Fears On Nigeria's Health System 

A public health analyst and a renowned Laboratory Scientist, Dr. Casmier Ifeanyi told Vanguard Newspaper that the fears expressed by the WHO, about the Delta variant and the likelihood of the emergence of other new or unknown Covid-19 variants.

He said: “African countries should be rightly worried about the delta variant. Nigeria being a travel destination and a hub for international travels should certainly be worried.

“We are vulnerable as a country and our case is even made worse by our fragile and non-existent health infrastructure and systems. Just last week, the president of South Africa addressed his nation and issued new restrictions and guidelines as he directed for another phase of lockdown. South Africa has activated and operationalized stiffer restrictions.

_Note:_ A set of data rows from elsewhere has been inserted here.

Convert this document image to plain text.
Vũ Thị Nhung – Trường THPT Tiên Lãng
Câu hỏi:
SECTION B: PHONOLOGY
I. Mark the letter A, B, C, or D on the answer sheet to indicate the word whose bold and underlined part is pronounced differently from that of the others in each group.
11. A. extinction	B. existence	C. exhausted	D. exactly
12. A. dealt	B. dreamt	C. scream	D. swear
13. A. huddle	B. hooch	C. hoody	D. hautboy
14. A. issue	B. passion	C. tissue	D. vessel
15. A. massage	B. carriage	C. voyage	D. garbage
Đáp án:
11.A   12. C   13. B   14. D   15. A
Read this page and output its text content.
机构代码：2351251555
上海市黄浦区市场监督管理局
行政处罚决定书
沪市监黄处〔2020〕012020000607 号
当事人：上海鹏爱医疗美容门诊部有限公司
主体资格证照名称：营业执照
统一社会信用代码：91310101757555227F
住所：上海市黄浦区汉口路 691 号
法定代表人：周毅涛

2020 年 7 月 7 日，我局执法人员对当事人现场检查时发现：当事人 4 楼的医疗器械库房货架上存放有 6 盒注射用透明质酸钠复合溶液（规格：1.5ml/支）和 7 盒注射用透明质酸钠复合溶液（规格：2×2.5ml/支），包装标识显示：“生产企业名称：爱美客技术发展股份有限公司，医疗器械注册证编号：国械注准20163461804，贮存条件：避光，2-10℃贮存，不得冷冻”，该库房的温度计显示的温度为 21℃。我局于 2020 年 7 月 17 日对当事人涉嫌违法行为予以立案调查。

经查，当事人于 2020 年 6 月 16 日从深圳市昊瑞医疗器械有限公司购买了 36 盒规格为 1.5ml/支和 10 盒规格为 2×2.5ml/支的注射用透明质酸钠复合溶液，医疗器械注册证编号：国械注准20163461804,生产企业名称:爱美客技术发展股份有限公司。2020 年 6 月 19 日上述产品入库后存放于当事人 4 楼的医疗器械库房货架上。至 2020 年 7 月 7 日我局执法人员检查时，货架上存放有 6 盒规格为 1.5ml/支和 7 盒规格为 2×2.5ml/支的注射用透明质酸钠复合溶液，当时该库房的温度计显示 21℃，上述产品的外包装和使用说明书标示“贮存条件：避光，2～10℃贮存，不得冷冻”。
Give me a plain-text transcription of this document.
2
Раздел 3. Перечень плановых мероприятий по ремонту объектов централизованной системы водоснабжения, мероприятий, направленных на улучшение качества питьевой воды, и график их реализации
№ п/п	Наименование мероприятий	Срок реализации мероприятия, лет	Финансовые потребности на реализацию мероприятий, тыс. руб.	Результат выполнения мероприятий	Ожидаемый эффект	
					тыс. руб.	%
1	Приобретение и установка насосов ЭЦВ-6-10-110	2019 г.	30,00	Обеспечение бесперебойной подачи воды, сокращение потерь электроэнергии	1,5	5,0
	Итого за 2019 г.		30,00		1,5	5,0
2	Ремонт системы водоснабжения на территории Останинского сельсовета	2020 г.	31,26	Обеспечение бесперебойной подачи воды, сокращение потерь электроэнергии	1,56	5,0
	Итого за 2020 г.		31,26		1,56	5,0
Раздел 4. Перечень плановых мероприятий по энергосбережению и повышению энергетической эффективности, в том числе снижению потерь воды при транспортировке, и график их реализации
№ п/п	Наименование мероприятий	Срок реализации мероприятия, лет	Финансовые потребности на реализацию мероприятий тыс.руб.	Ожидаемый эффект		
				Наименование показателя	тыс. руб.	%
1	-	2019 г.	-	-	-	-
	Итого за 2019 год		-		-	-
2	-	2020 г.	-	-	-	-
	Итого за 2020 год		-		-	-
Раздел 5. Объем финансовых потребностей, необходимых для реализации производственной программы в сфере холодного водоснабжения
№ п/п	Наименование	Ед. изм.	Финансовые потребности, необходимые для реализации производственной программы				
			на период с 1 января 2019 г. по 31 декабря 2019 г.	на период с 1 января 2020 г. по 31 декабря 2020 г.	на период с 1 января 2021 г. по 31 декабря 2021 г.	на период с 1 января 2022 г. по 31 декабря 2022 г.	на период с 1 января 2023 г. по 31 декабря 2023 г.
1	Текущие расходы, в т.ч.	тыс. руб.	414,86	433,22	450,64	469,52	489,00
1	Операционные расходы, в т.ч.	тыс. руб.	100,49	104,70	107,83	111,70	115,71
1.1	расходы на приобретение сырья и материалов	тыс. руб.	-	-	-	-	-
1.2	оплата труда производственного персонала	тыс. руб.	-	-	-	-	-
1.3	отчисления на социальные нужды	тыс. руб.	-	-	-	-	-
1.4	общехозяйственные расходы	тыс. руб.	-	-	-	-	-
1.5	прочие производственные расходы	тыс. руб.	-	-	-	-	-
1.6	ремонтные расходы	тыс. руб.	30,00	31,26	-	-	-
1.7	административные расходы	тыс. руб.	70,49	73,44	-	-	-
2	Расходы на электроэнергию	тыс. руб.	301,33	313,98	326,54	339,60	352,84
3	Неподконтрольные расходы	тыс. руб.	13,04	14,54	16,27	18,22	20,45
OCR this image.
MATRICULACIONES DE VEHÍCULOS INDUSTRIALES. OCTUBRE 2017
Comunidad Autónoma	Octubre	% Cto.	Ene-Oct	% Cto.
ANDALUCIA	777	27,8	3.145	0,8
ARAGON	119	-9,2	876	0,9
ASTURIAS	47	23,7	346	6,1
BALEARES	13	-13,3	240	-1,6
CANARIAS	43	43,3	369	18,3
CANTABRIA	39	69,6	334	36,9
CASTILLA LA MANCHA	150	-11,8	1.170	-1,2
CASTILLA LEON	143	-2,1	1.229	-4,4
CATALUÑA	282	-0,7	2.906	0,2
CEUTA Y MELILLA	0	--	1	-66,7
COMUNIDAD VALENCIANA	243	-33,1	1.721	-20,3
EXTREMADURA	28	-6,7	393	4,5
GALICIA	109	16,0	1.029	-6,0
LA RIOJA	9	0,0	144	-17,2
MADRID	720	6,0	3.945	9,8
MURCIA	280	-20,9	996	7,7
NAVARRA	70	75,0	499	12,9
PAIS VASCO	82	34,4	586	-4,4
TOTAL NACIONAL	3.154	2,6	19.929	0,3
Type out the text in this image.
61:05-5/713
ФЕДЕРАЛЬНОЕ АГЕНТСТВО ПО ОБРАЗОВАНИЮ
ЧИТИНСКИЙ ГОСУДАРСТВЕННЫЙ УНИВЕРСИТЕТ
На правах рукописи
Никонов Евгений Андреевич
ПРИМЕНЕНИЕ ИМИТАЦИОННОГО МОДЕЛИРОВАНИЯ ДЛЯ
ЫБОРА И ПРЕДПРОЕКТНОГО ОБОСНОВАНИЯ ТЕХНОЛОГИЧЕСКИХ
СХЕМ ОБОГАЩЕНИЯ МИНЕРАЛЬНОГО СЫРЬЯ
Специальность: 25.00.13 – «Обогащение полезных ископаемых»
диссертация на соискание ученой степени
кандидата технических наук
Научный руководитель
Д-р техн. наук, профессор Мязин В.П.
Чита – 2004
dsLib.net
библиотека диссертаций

“The third wave is eminently present in the Africa continent. It is worrisome that Nigerians carry on as if nothing is at stake. If the President of South Africa with all they have done as a country is issuing the far-reaching proclamation and pointing to the fact that the third wave may be accentuated by the more virulent Delta variant, then it is only right that countries like Nigeria should follow suit. South Africa is taking notice of their experience with COVID-19.”